Alan Sepinwall wrote, "while the show's retro vibe doesn't go so far as to do its own version of an Eighties or Nineties ensemble drama opening credits sequence, it's fun to look for moments that could be part of such a hypothetical sequence. For example, [King] trying and failing to high-five someone would have to be Taylor Dearden's big credits moment, right?"

Maggie Fremont of Vulture gave the episode a 3 star rating out of 5 and wrote, "We're three episodes in, and I'm still a little bit in awe that this show can pull off enough emotion to tug at the heartstrings with so much chaos to contend with. The “9:00 a.m.” hour feels even more chaotic than the previous two, which is saying something." Gabriela Burgos Soler of Telltale TV wrote, "There are plenty of medical dramas airing today, but The Pitt stands out not only because of the 24-hour format but also because of the decision not to allow a world beyond the Pitt to exist; the audience is just as confined as the characters are."

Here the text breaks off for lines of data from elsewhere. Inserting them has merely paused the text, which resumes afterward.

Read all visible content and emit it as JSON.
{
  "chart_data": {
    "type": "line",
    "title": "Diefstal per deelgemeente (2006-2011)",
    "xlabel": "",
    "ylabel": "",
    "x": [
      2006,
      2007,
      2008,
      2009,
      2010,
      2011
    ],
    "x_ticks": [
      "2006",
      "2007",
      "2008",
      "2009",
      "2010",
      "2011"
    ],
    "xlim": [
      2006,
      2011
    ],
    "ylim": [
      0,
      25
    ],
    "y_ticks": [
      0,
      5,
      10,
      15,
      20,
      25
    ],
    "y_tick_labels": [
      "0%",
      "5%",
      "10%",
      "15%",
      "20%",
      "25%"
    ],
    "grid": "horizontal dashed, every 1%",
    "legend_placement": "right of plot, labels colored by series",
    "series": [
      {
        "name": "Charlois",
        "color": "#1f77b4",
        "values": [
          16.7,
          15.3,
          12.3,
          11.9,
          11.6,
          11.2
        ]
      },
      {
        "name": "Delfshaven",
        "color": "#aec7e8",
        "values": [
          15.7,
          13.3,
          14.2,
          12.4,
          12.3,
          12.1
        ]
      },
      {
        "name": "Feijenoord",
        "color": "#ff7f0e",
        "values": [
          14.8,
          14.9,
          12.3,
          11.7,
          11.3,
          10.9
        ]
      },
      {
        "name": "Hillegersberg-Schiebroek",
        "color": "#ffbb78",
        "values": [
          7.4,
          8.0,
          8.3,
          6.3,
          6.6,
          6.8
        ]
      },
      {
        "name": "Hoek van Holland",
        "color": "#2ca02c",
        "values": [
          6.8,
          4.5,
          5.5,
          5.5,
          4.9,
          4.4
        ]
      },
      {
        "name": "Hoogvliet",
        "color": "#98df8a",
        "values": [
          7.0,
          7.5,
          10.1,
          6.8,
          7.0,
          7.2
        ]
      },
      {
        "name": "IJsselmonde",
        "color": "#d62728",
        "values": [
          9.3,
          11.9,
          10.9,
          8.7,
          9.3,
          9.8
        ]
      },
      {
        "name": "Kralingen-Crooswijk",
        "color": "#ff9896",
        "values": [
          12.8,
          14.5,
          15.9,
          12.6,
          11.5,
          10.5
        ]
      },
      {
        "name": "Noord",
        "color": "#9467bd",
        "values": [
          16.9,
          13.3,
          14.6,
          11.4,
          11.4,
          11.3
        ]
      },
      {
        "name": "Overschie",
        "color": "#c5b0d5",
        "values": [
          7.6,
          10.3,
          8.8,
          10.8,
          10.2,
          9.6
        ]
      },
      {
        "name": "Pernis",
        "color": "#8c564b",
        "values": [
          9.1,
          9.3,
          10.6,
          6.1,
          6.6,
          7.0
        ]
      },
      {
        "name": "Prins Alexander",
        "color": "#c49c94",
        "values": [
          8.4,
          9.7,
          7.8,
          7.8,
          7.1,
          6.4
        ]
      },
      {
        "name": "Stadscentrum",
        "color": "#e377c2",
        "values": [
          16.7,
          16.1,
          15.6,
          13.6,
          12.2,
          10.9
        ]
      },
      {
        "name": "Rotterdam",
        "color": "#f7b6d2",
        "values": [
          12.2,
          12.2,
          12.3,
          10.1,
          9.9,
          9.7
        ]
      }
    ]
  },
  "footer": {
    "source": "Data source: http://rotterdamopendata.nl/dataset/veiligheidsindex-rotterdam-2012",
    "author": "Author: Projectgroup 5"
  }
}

Johnny Loftus of Decider wrote, "Soon enough, Dr. Robby has to call it, and the med student has lost his first patient. It's no one's fault; they did all they could. It's just that today, this morning, at 9am in the ER, 'was this guy's day to leave this mortal coil.' It's a fact of their work that Robby says requires balance, balance he admits can be difficult to achieve. But as doctors of emergency medicine, they must endure. Aim to save the next life."

Carissa Pavlica of TV Fanatic gave the episode a 4.25 star rating out of 5 and wrote, "It's another hour in the emergency department on The Pitt Season 1 Episode 3, and it helps you see how the season's storytelling will unfold. New patients may come and go, but we're paying closer attention to some of the worst the system deals with, whether they're agonizingly sad, humorous, or sometimes frightening."